I just thought I’d throw the idea out there to see if anybody is interested. I have a wordpress blog (here) that I think would suffice for the job, and I wouldn’t at all be averse to changing the name, the layout, and so on, if desired. It would be possible to just make a collectively authored Tumblr, but I find that wordpress blogs are better overall for more lengthy and discursive posts.
With school starting in September, it might seem like a bad time to suggest this kind of thing, but on the contrary, there’s nothing wrong with posting one’s homework assignment on a blog, provided it’s done well. In my own experience, having a blog increases my motivation to work hard on writing assignments, since I’d much rather write something for my limited online readership than for some flabby professor.

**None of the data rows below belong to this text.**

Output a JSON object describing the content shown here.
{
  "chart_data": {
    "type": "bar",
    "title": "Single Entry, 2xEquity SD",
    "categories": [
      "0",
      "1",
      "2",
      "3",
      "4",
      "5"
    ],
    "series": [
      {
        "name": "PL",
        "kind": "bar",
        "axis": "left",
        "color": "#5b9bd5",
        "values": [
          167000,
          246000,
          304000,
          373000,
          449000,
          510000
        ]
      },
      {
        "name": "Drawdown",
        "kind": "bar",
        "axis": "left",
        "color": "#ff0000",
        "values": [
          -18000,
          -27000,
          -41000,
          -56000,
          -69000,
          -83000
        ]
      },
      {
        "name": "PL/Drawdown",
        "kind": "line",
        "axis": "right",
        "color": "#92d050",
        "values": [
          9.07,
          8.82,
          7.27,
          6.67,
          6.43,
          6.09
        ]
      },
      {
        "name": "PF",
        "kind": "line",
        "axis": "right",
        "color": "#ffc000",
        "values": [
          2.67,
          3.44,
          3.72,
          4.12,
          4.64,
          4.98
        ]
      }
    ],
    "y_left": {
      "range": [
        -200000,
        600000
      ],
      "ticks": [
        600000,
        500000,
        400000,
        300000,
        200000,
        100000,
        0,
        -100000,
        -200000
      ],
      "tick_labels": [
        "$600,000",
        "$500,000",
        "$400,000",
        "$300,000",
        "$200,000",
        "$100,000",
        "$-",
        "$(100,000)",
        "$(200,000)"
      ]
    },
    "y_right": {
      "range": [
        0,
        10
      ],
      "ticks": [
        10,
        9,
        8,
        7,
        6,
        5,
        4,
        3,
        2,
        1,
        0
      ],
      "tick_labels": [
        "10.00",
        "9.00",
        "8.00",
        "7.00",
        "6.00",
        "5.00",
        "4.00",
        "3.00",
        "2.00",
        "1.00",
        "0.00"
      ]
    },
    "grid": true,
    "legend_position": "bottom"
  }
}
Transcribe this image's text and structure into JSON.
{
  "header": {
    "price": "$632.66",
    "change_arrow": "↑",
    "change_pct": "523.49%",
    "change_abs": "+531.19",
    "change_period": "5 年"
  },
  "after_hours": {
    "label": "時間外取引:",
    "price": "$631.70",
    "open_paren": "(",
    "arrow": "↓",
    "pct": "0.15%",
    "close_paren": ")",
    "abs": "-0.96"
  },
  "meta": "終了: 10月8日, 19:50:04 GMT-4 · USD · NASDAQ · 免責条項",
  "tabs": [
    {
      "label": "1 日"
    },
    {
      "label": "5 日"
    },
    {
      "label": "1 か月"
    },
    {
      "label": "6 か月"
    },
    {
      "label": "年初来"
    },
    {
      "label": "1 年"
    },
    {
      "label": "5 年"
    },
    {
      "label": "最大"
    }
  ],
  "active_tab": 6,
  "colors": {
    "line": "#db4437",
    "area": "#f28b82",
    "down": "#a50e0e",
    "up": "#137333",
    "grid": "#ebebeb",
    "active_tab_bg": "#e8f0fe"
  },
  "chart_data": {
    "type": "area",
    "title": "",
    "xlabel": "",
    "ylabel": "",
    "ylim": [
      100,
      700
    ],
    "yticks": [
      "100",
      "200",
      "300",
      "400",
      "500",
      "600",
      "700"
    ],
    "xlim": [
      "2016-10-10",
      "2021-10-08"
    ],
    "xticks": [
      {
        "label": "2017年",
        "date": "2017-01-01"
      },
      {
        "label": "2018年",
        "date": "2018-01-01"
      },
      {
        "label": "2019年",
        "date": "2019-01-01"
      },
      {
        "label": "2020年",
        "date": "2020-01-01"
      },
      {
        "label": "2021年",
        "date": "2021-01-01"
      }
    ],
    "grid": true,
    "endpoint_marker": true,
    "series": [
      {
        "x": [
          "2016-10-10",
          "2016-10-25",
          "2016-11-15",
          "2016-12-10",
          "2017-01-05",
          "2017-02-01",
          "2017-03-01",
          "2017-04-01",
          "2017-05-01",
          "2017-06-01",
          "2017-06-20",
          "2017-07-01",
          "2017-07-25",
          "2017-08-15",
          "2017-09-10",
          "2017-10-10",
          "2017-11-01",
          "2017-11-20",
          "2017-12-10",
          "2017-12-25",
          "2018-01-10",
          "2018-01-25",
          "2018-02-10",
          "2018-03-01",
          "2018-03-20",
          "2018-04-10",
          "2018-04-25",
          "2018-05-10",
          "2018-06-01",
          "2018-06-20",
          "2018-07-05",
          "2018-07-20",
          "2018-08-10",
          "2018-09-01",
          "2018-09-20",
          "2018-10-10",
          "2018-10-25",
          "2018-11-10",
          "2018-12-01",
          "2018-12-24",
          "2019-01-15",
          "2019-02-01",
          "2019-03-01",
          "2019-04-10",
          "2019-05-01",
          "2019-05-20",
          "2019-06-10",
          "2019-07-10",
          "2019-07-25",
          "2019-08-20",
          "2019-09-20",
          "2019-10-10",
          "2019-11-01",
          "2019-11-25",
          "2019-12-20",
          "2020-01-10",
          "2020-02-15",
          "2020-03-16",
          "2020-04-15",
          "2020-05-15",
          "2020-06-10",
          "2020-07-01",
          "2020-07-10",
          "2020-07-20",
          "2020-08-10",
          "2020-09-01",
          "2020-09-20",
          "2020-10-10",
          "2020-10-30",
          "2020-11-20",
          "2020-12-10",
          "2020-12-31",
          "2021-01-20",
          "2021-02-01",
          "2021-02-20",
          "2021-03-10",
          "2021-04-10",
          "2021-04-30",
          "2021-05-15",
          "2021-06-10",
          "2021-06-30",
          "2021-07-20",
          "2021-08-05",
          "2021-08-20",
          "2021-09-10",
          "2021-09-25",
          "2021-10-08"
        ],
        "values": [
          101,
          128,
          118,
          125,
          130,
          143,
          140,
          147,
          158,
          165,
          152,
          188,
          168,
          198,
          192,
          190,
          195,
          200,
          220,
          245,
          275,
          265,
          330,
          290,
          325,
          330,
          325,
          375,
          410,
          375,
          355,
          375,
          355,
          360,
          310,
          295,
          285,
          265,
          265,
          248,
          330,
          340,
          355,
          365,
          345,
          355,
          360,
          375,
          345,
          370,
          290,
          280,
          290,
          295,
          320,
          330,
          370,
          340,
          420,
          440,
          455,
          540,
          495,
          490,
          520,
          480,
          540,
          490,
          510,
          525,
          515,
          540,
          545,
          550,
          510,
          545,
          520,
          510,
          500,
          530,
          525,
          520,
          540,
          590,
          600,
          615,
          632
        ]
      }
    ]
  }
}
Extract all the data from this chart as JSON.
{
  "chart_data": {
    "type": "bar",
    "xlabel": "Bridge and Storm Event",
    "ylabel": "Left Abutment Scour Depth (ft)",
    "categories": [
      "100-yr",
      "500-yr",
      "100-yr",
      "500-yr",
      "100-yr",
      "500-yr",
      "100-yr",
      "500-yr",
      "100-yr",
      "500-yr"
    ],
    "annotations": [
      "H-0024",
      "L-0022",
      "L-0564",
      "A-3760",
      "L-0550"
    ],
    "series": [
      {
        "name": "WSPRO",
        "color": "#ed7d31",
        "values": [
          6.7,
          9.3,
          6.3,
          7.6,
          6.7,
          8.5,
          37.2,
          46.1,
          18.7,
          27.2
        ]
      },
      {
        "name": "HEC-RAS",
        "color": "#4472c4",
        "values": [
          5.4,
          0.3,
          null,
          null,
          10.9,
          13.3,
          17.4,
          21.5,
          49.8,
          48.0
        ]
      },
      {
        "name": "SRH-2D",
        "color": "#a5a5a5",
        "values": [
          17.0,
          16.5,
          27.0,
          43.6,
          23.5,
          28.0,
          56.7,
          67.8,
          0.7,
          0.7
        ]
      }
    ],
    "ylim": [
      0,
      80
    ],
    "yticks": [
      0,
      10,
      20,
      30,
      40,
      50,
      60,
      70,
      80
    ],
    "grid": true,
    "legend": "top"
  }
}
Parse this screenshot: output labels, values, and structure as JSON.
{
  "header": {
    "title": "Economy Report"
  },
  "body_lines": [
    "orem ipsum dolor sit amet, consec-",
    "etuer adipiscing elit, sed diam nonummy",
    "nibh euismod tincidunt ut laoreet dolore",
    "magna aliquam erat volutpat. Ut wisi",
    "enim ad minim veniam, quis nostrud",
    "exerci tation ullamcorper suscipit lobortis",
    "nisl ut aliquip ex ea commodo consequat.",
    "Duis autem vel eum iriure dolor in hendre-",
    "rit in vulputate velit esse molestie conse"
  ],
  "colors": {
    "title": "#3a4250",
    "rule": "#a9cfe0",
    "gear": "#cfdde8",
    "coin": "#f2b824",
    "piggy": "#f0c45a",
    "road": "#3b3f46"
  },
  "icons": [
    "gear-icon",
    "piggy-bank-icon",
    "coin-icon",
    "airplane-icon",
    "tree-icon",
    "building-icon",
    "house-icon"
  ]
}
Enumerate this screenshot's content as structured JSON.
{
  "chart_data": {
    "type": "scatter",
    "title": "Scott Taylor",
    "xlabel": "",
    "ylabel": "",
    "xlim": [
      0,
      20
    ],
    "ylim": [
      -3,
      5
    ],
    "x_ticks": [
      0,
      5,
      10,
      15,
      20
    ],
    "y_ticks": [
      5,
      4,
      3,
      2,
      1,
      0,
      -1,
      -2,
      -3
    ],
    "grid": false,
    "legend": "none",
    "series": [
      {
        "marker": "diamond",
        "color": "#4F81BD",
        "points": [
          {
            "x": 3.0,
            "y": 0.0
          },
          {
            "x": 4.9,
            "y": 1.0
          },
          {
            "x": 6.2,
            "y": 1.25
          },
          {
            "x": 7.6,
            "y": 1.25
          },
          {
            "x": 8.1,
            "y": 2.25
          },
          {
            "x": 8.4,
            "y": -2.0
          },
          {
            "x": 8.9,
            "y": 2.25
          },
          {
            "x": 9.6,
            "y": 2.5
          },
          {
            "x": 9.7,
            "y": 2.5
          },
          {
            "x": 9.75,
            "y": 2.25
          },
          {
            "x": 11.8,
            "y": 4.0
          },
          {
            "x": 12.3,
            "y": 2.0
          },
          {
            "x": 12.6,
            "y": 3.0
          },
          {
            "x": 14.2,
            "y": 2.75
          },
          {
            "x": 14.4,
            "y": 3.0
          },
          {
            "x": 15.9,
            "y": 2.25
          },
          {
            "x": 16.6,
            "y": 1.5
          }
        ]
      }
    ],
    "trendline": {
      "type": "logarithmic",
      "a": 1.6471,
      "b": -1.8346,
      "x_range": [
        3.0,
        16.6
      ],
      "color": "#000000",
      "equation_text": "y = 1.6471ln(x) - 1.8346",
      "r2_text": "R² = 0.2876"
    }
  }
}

Tumblr spoils its users by not necessitating any written contribution on their part, so a lot of people using Tumblr might be intimidated at the thought of writing at length. But as Epictetus said: “If you would be a reader, read; if a writer, write!” There’s a fair amount of polemical debate on Tumblr, but if it bears any semblance of discursive rationality at all, it overwhelmingly tends to consist of the same vapid rhetoric that everybody else uses. Yet, to me it’s self-evident that in order to get beyond the antinomies of contemporary political debate it’s necessary to progress to a higher level of thought than that from which these viciously circular debates first arose.